Under the sea

July 28, 2008  

In early July, Alberta’s government announced billions of dollars in funding for carbon sequestration, potentially trapping the province’s millions of tonnes of annual greenhouse emissions in abandoned oil wells or coal seams (4.9 MB PDF). One of the dangers in these kinds of projects, some say, is that the gas could leak, causing a disastrous dispersion of oxygen (“outgassing”) and, therefore, suffocating any animals or humans nearby. Sequestration projects’ costs, often government subsidized, are also a bone of contention.

But for landlocked prairie province like Alberta, there’s nowhere to go but into the ground when it comes to burying emissions. Likewise, most research money is currently being directed toward land-based storage. But for those with access to the ocean the options could go much, much deeper.

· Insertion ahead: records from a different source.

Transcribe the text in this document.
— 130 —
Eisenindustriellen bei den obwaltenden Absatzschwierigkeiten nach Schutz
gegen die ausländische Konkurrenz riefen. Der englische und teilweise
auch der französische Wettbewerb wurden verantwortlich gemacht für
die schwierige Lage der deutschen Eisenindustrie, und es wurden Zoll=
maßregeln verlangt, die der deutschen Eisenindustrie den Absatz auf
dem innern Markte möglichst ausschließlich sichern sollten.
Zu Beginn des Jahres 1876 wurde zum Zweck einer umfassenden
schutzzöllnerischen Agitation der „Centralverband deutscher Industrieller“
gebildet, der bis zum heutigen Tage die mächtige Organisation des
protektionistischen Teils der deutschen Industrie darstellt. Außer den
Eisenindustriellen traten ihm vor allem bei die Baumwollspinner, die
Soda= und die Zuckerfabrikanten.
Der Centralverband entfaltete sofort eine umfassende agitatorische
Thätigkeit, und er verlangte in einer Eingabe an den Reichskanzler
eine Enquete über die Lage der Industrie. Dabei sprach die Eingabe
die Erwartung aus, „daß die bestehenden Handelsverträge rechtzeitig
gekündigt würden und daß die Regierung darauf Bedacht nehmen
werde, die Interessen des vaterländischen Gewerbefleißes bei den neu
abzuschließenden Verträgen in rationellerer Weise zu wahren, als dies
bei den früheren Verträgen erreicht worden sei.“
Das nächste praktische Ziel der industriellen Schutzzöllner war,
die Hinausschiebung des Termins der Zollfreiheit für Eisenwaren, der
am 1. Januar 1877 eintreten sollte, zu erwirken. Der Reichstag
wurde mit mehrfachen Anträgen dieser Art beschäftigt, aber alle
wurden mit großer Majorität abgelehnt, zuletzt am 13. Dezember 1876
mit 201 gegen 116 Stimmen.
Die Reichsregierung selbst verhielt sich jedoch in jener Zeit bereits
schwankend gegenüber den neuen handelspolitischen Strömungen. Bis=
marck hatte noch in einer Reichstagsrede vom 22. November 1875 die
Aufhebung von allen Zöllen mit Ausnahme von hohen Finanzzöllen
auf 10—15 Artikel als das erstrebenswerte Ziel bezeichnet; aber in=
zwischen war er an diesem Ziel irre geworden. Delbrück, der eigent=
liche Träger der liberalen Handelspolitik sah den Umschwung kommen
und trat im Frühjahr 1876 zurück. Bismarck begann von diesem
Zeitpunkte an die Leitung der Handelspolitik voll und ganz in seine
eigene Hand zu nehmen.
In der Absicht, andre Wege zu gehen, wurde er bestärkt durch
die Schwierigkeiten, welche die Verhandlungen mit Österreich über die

Researchers at Columbia University’s Lamont-Doherty Earth Observatory have published a paper titled “Carbon dioxide sequestration in deep-sea basalt” (1.6 MB PDF) suggesting that porous volcanic rocks off the coast of Vancouver Island could be used to contain gigatonnes of greenhouse gas, enough to offset almost 150 years of US CO2 emissions. These formations of basalt, 2,700 metres below sea level and about 160 kilometres away from shore, would be able to absorb the gas in their pores, eventually forming “solid carbonate.” Any gas not absorbed by the rock, say the researchers, would simply remain contained below water, which is lighter than the gas.

Unlike land-based sequestration, the undersea storage proposed in the paper still just conceptual. The paper notes that the next step would be a pilot project to test injection and the resulting effects on the surrounding water, as well as the viability of transporting billions of tonnes of CO2 out into the ocean. But as places like Alberta begin to look at storing their greenhouse gas emissions, often plugging emissions back into the same sites that produced the fuel releasing them, the sea may eventually be an attractive alternative.